The marble floors bathe in the natural-provided light from the high clear glass ceiling. Lots of shops are on either side of the path, and Mamma drags me away unwillingly into racks of colourful clothes. 

In a big plastic bag, she asks me to choose clothes I want, so I roam the store picking up a dark blue knee-length pinafore jean dress with metallic bronze specks interwoven between it. I take a white summer dress with a ankle-length billowy silk skirt, a pair of jeans, a white jumper with turquoise insides. 

After an hour, we pay for the things we get and I have at least 4 new pairs of outfits to add to my wardrobe.
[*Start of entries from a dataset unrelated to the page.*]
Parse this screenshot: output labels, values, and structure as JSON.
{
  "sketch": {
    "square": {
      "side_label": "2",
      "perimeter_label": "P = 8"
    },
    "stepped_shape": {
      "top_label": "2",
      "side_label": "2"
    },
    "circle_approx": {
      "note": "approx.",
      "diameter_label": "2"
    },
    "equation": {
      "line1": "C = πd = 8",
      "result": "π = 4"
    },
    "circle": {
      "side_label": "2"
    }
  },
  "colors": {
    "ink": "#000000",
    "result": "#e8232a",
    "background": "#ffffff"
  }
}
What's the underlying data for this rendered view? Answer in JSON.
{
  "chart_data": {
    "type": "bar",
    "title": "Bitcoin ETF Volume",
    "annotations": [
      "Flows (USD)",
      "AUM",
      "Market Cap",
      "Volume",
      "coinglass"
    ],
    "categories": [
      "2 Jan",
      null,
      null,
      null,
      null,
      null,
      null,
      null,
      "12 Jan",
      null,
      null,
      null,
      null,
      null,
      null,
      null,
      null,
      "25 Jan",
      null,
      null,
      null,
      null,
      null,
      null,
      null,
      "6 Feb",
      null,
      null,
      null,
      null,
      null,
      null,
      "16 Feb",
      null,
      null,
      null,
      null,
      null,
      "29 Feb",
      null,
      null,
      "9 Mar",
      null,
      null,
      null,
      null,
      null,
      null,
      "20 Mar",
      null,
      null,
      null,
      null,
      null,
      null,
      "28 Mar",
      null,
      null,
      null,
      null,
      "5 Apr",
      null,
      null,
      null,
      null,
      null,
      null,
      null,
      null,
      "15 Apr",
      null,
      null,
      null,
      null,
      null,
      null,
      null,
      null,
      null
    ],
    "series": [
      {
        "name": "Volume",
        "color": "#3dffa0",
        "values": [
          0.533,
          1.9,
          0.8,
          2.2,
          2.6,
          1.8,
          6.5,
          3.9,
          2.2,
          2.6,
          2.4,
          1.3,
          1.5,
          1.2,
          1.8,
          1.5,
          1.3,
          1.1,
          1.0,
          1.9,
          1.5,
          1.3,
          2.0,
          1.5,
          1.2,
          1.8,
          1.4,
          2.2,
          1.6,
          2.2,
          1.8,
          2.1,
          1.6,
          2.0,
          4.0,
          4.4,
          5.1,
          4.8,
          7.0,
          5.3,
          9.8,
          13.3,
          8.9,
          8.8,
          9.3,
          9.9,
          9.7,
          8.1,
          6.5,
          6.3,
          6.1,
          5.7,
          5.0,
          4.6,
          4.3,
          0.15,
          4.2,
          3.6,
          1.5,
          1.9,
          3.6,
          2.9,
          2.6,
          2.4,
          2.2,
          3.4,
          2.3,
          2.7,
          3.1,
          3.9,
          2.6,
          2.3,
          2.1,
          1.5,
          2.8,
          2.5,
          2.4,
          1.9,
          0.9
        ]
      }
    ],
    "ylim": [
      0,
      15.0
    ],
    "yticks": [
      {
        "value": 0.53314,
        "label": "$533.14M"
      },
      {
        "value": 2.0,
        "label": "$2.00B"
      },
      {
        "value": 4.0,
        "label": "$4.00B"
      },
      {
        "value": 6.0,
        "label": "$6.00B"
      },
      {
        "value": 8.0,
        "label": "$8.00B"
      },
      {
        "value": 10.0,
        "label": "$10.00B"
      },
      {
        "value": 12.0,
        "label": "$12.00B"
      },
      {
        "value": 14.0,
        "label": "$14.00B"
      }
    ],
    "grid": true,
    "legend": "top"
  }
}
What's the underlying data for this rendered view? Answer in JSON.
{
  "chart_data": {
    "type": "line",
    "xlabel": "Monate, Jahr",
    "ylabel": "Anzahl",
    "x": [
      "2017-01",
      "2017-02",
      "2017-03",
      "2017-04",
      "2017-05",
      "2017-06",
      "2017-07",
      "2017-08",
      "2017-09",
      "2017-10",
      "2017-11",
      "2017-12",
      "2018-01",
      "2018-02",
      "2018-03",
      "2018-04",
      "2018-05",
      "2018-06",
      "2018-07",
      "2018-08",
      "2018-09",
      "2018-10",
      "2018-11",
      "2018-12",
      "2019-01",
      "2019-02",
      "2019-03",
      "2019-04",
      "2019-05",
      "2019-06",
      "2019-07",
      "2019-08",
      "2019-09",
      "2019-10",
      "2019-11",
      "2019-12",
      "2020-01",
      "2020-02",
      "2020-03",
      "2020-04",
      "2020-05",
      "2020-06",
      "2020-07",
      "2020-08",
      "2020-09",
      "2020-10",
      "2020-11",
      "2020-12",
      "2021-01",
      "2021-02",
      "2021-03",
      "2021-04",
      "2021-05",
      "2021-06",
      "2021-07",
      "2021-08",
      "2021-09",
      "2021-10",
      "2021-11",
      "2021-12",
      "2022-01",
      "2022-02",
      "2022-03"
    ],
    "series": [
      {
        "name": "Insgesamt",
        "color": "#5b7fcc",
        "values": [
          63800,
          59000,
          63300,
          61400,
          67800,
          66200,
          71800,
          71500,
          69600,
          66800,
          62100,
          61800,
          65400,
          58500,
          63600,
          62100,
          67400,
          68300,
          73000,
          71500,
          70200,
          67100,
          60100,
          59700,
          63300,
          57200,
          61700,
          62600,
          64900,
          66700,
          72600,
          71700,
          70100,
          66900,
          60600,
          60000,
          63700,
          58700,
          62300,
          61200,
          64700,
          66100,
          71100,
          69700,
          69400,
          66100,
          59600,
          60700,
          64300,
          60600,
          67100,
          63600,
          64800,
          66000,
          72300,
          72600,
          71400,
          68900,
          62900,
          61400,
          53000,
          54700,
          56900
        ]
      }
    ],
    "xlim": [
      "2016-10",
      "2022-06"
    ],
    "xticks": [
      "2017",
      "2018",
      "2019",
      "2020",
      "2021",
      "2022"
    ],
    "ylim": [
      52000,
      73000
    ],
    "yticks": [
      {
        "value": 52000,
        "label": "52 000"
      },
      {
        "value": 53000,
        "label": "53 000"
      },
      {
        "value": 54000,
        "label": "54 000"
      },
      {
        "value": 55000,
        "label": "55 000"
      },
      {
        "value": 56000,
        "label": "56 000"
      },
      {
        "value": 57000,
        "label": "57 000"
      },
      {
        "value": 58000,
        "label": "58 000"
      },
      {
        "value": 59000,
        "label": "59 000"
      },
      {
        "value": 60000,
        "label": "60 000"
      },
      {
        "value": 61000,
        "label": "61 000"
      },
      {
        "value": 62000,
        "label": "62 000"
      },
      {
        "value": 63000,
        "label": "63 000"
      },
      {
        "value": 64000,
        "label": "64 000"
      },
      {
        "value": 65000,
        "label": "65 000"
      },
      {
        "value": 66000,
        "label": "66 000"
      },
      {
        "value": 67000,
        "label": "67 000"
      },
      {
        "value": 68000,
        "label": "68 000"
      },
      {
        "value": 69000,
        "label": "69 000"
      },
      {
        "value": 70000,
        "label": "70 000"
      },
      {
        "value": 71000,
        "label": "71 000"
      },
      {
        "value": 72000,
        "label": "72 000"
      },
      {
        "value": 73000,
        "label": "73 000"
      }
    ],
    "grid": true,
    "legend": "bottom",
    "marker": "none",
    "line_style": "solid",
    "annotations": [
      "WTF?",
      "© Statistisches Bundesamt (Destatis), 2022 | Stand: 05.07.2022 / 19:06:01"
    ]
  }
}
I carry my plastic bag by myself and stop to look at something in the sky outside the lobby.

"You can go, I remember the room number," I assure her in Spanish. I look in a window of a different lobby and cross the road myself, my feet pattering against the dark grey tarmac. My clumsiness nearly gets me crushed by the revolving circle entrance.

The girl who gave us our key and checked our booking and whatnot is still there, flipping through some accountant book and staring at her phone. I want to think that she is doing important stuff and calling and texting people, but I'm pretty sure she is playing Wordle.

Before I can escape the searing light and the risk of speaking to the girl, she looks up and smiles, then introduces, "Hi, I'm Summer!"

I can barely understand since I'm used to Spanish, but I manage to say, "I cannot speak English very well," the phrase that I know people respond to, so they don't speak as fast or complicated. "My name is Haven." 

"That is okay," she smiles, "I work here because my dad-Papa?-is the boss of the hotel." 

I'm getting nervous talking to her. I sweep my black hair out out of my eyes and look at her properly. She has brown hair, pale skin and a sprinkle of freckles splashing across her nose. Her eyes are clear blue, the colour of the sky except more harsh like icy wind and lighter. To make them stand out even more, Summer has eyelinered around the full perimeter of her eyes with black.

"I am 14," she goes on. "I go to Leman Manhattan Prepatory School, what about you?"

"I am 14 as well... Leman School, too," I say. It's not as nerve-racking talking to people who start the conversation. That way, I don't feel like I'm the one desperate for friends.

"Tomorrow at school I'll see you?" Summer asks brightly. I consider what she's saying, and not understanding I just reply the standard 'yes'.

Then I skip off to the elevator, bag of clothes in hand and enjoying the feeling of rising hope in my chest. There's no turning back now.